Mendengar suara langkah kaki yang kian mendekat, Atlanta buru-buru menyimpan ranselnya ke kolong ranjang.

“Ini air hangatmu.” Samuel memberikan Atlanta segelas air hangat.

“Terima kasih.” Atlanta segera meminumnya setelah menerima gelas yang Samuel berikan.

“Omong-omong, kau tampak tak asing,” ujar Samuel setelah terdiam cukup lama memperhatikan Atlanta.

“Kau pikir kau pernah melihatku di suatu tempat?” cibir Atlanta. Jelas-jelas ini adalah pertemuan pertama mereka.

“Atau mungkin wajahmu memang terlihat pasaran,” balas Samuel blak-blakan.

Atlanta berdecih sinis mendapati penilaian seperti itu. “Bahkan sekelas Gigi Hadid saja iri dengan wajahku.”

Samuel melayangkan tatapan menggelikan pada Atlanta. “Aku tidak menyangka jika Kakak iparku akan senarsis ini,” gidiknya.

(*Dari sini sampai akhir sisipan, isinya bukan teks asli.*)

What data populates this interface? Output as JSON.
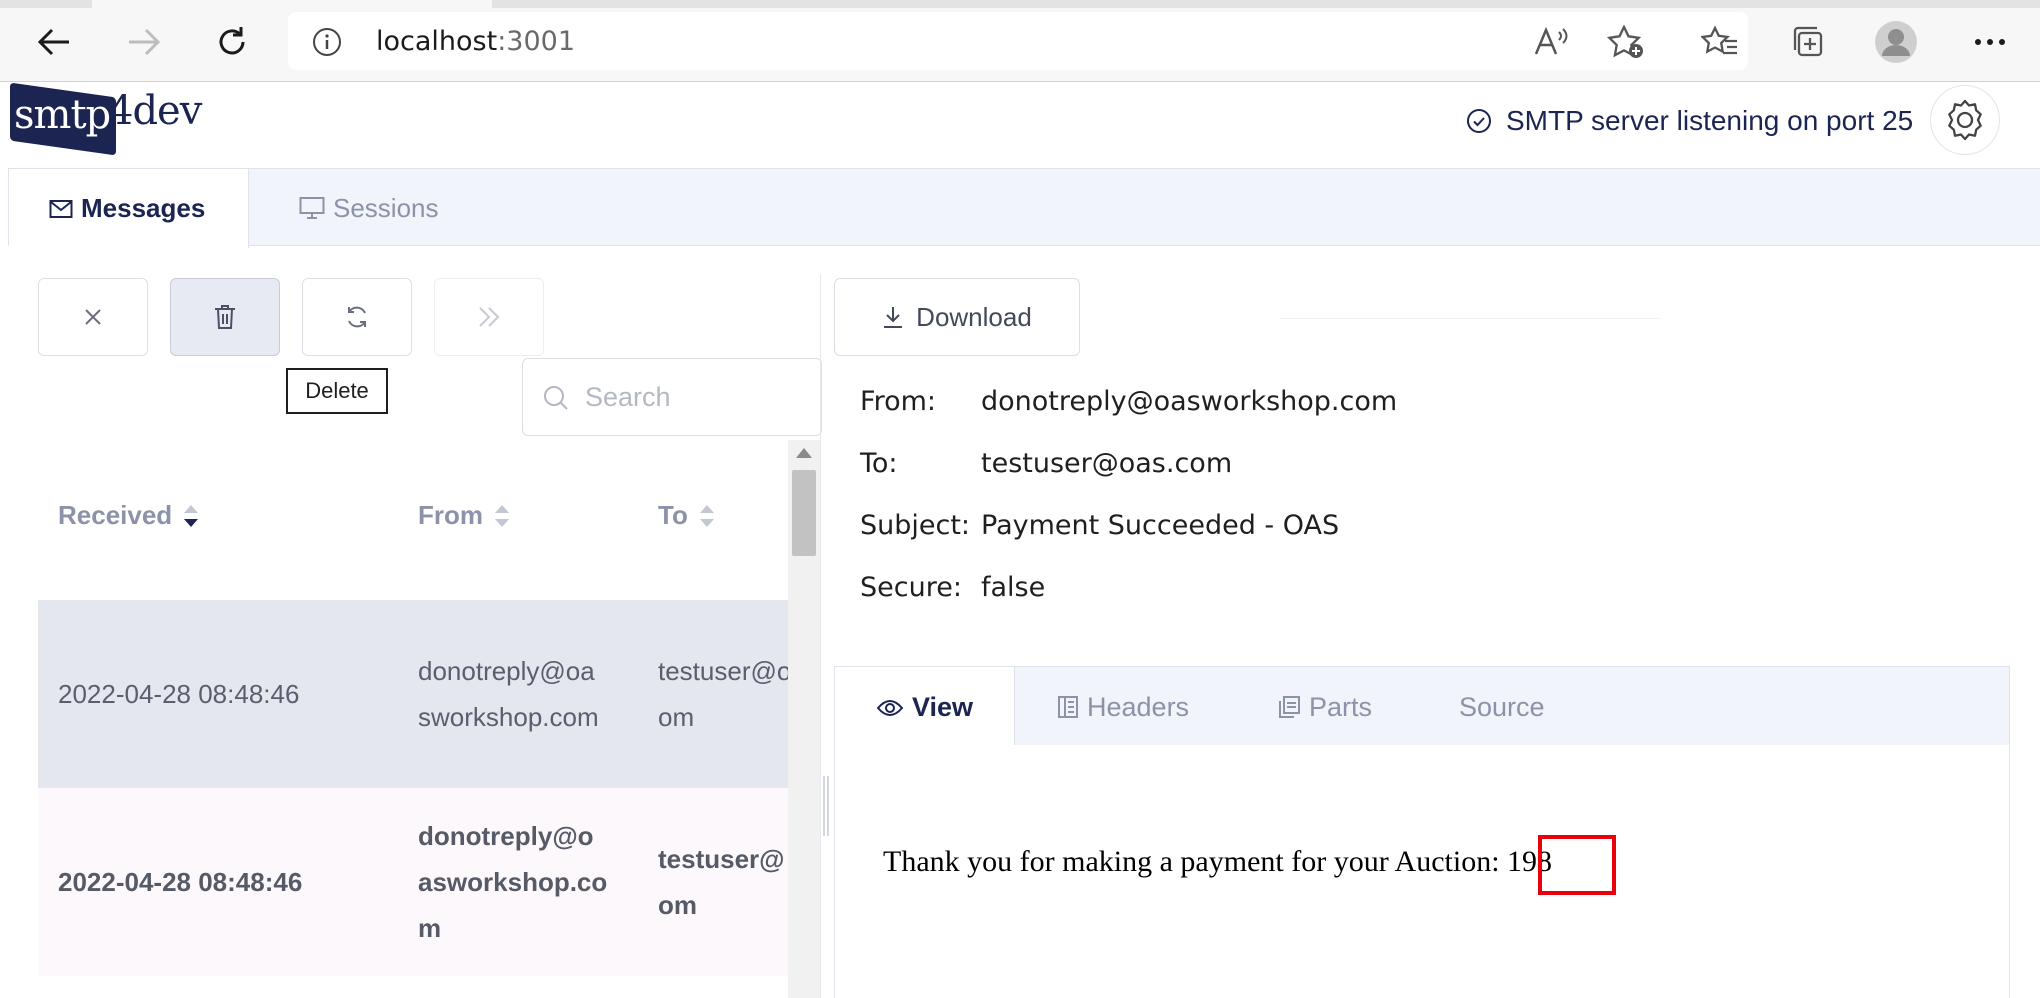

Atlanta mengibaskan tangan dan kembali menghabiskan minumnya. Atlanta kehausan setelah berlarian sepanjang koridor Apartemen tadi.

“Ah, aku baru ingat. Wajahmu mirip seseorang,” Samuel menjentikkan jarinya.

Atlanta mendengus. “Siapa orang yang berani menirukan wajahku?”

“Kau mirip dengan gadis bernama Leona. Hanya saja kau versi dewasanya saat ini.”

Tubuh Atlanta membeku. Terkejut karena ada seseorang di luar dugaan yang bisa mengenalinya.